Theatre
The theatre historian and researcher, Xavier Fàbregas, says that popular theatre is by the people for the people. The people unselfishly produce amateur shows and are, at the same time also the audience.
In Catalonia, the theatre, understood in its widest possible sense, is immensely rich in all kinds of performances, both in the streets and under cover. Processions, cercavila parades, tableaux, Passions, spoken dances, and such like, make this intangible heritage very interesting.

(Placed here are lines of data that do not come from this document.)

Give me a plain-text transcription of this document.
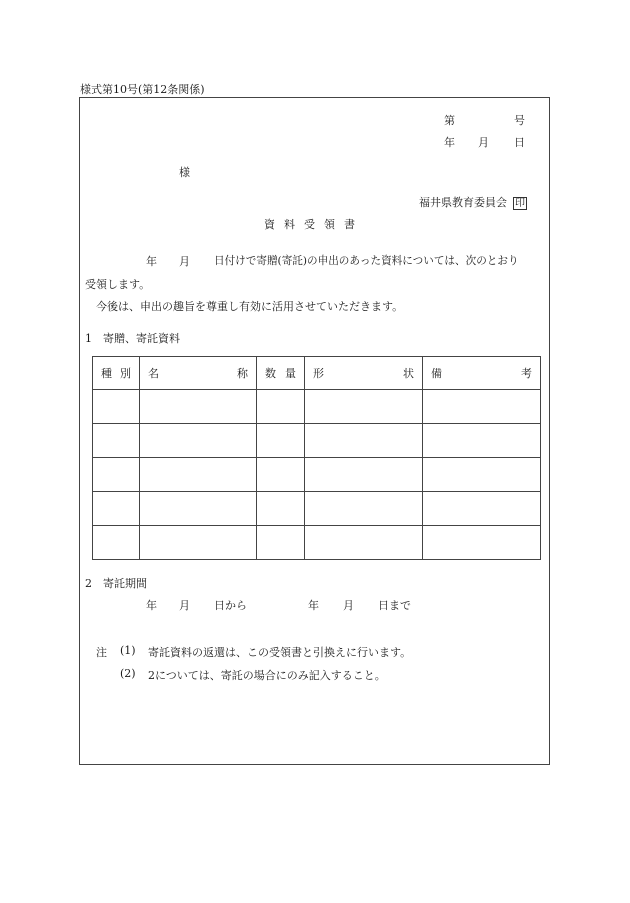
様式第10号(第12条関係)
第	号
年 月 日
様
福井県教育委員会 印
資料受領書
年 月 日付けで寄贈(寄託)の申出のあった資料については、次のとおり
受領します。
今後は、申出の趣旨を尊重し有効に活用させていただきます。
1　寄贈、寄託資料
種 別	名 称	数 量	形 状	備 考

2　寄託期間
年 月 日から	年 月 日まで
注 (1) 寄託資料の返還は、この受領書と引換えに行います。
(2) 2については、寄託の場合にのみ記入すること。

It is a singular phenomenon, which is not seen in the rest of Europe with this intensity. And it seems there is an explanation. Another theatre researcher, Francesc Massip, justifies it in this way: "Catalan culture, deprived of the state support required for creating a modern national theatre, just as other European cultures were doing during the 16th century (Elizabethan theatre, French classicism, Italian comedy, the Spanish Golden Age), sought refuge in the simplest area, that is, the sphere of the festival and popular show, usually with a religious theme. In this way traditional performances, rooted in Mediaeval times, have given the faithful continuous, uninterrupted theatrical activity. Indeed, no other European country or culture has preserved the tradition as passionately as in Catalonia."
In Barcelona popular culture can be seen in the form of the pastorets (the traditional Christmas play), representations of the lives of saints or otherwise religious in nature, pessebres vivents (living nativity scenes), historical or thematic performances, the Song of Sibyl, and so on.